For 2 bucks and more!
For five small games, you're going to get five (well, four) small reviews. It's uncommon to see so much software together for the measly price of five dollars these days unless you really keep your eye out on Steam, but Frima Studios has decided to toss in five of its Playstation Minis into a grab bag where the cost is merely one dollar per game. Penny-pinching gamers hold out for deals like this. Problem is, they're usually holding out for games more worth their attention.
A Space Shooter for 2 Bucks! stands out as the premier title of the bunch, a game with its tongue so far in its cheek that it almost chokes itself. Not a pretty picture, but the player stands to benefit from this, as it's an entirely competent shoot-'em-up with various upgrading, special weapons, punishing difficulty, and humor that occasionally elicits a literal “LOL”. It'll command a few hours of time from fans of the genre and stand out as a memorable experience due to its dialogue. It's like a plain-looking girl at a formal who strolls in without a date and commands your attention just because of how loud and crazy she is. She may look and dance like everyone else there, but you won't forget them. [B]
Young Thor, on the other hand, is a tedious and unwieldy affair. It's a beat-'em-up, except the hit-detection is about as clean as a baby eating porridge. It's a platformer, except the platforms are designed in such a curious way as to mock you and inhibit your ability to tell where the hell they start and end. The presentation is grating and uncreative, and the all-around design is cookie-cutter.
The main problem is that the game is aimed at kids - it's young Thor and all - but suffers from technical issues that will prevent them being able to get through. Let's not even get into the bizarre level structure that reuses the same handful of poorly designed stages. It's a nightmare. [D]
Widget's Odyssey and its sequel, Widget's Odyssey 2, are essentially the same game but split into two chunks. Each can be completed in about an hour or less, but chances are extremely likely that after the first few minutes of trying to work through the less than intuitive puzzles and flimsy flash-game mechanics, players will just drop the controller. The comedic presentation is of the sort that will feel awkward and embarrassing to older audiences but younger ones very well may get a kick out of it, if they can endure the game contained within. It can be surprisingly difficult to navigate a level due to time constraints where getting hit – an easy task given how sloppy the mechanics are - results in chunks of time lost. [D-]

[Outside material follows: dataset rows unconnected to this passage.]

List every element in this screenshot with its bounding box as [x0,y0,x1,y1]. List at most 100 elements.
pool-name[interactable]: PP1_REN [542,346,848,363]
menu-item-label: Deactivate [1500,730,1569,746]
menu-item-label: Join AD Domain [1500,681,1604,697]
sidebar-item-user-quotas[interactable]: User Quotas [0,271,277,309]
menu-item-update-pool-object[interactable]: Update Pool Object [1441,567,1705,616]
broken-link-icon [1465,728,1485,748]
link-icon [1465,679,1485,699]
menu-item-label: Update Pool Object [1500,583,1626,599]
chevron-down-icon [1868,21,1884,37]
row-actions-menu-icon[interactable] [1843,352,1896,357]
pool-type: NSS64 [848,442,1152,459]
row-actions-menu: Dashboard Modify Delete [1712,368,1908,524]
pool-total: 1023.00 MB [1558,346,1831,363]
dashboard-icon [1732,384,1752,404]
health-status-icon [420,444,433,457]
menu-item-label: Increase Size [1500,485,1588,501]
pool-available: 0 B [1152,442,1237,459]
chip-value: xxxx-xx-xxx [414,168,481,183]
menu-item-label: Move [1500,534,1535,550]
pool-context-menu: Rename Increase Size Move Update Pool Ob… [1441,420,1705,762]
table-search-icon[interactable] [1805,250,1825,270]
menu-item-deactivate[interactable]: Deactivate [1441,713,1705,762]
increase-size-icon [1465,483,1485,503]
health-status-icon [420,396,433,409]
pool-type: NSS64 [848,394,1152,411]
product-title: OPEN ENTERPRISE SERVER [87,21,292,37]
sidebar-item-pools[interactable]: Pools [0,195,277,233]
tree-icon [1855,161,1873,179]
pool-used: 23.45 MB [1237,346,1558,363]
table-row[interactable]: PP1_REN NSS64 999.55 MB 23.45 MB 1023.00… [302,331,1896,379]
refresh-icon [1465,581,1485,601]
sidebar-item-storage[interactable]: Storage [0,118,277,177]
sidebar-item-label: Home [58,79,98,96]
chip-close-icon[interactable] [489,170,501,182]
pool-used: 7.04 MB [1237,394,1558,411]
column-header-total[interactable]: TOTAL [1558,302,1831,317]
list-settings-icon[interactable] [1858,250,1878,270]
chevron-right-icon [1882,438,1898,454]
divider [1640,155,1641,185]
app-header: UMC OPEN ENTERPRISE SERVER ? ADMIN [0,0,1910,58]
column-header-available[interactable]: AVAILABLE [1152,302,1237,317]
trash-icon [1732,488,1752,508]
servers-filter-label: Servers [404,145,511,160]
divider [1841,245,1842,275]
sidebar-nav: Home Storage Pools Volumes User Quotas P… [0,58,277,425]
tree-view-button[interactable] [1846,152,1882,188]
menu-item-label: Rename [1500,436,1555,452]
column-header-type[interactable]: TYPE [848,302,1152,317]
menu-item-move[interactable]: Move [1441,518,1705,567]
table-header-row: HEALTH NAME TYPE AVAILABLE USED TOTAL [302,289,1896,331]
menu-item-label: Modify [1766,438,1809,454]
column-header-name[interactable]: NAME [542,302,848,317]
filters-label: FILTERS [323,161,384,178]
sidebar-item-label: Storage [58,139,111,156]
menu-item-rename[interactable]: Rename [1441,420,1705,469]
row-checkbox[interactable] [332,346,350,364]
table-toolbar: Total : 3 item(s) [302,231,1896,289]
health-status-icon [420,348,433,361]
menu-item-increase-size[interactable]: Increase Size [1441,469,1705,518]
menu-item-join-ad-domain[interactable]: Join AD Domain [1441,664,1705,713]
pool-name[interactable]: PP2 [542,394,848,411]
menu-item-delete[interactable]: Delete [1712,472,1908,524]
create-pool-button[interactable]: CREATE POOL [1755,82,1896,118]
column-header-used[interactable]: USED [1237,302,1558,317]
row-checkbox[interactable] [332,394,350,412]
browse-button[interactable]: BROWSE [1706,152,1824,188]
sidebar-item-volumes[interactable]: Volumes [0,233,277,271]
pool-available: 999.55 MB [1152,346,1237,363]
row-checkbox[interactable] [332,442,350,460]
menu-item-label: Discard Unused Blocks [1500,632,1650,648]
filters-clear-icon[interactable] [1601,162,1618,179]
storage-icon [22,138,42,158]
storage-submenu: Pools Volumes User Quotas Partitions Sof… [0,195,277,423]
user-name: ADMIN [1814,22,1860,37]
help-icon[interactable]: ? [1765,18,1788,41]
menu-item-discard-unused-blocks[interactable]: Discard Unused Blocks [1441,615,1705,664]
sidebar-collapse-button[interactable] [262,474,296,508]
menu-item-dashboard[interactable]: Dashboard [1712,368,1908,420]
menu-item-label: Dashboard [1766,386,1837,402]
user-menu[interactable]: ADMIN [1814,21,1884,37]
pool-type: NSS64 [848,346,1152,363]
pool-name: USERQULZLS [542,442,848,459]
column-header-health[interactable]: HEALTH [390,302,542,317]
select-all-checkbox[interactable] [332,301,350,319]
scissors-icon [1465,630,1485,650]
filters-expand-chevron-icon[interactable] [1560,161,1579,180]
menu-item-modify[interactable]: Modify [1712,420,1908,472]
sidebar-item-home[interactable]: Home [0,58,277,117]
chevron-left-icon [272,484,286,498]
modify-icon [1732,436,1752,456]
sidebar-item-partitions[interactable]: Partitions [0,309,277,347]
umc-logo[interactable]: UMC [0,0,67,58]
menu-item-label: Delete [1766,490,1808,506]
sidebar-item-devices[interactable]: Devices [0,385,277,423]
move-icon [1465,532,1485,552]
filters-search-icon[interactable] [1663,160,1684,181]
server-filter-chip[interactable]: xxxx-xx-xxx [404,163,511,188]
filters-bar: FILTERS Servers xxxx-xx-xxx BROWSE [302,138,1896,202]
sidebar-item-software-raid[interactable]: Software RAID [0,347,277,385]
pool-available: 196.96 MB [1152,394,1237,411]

On a brighter note, Zombie Tycoon rounds out this bag of tricks with an amusing concept that falls short in execution. The setup involves using zombies to take over cities in a controlled fashion. Wannabe mad scientists toss jars of brains in any destination that would look better with a few good mindless thumpings. By controlling three groups of zombies independently – or usually all in one swarm, if you play Pikmin like I do – players can destroy buildings to remove hazards and collect equipment that enhances zombie performance. It's a novel enough idea if you haven't gone completely brain-dead (see what I did there?) over the overabundance of brain-suckers being slapped into every genre this generation.
Unfortunately after the first few levels, you begin to realize how unresponsive it is to navigate and control the three separate packs of undead, if you actually try to play the game the way it expects you to. And unlike Pikmin, which gives players enemy and level variety that requires tactical change-ups, Zombie Tycoon more often than not simply uses elemental hazards that are meant to be countered with the right protective gear, which means having to enter the equip screen and manually change each body part frequently. The game's concept is admirable and its presentation isn't half-bad for a downloadable portable game; it's just a shame that the experience becomes more tedious than its worth. [C-]
When looked at as the sum of its parts, this virtual buffet doesn't have much staying power. That said, Frima's Awesome Summer Mini-Bundle is only five dollars. Only two titles, though, are worth looking into. If you have a younger one who's looking to try out a few different kinds of games – especially on the go, being Minis, as these are – it's hard to argue with the price. Your five bucks will probably go a decent way toward entertaining less critical audiences. And you can always sneak in some Space Shooter on the side for yourself, you sly parent, you. Otherwise, you may be best served simply buying Space Shooter for two dollars and putting the other three smackers toward something else.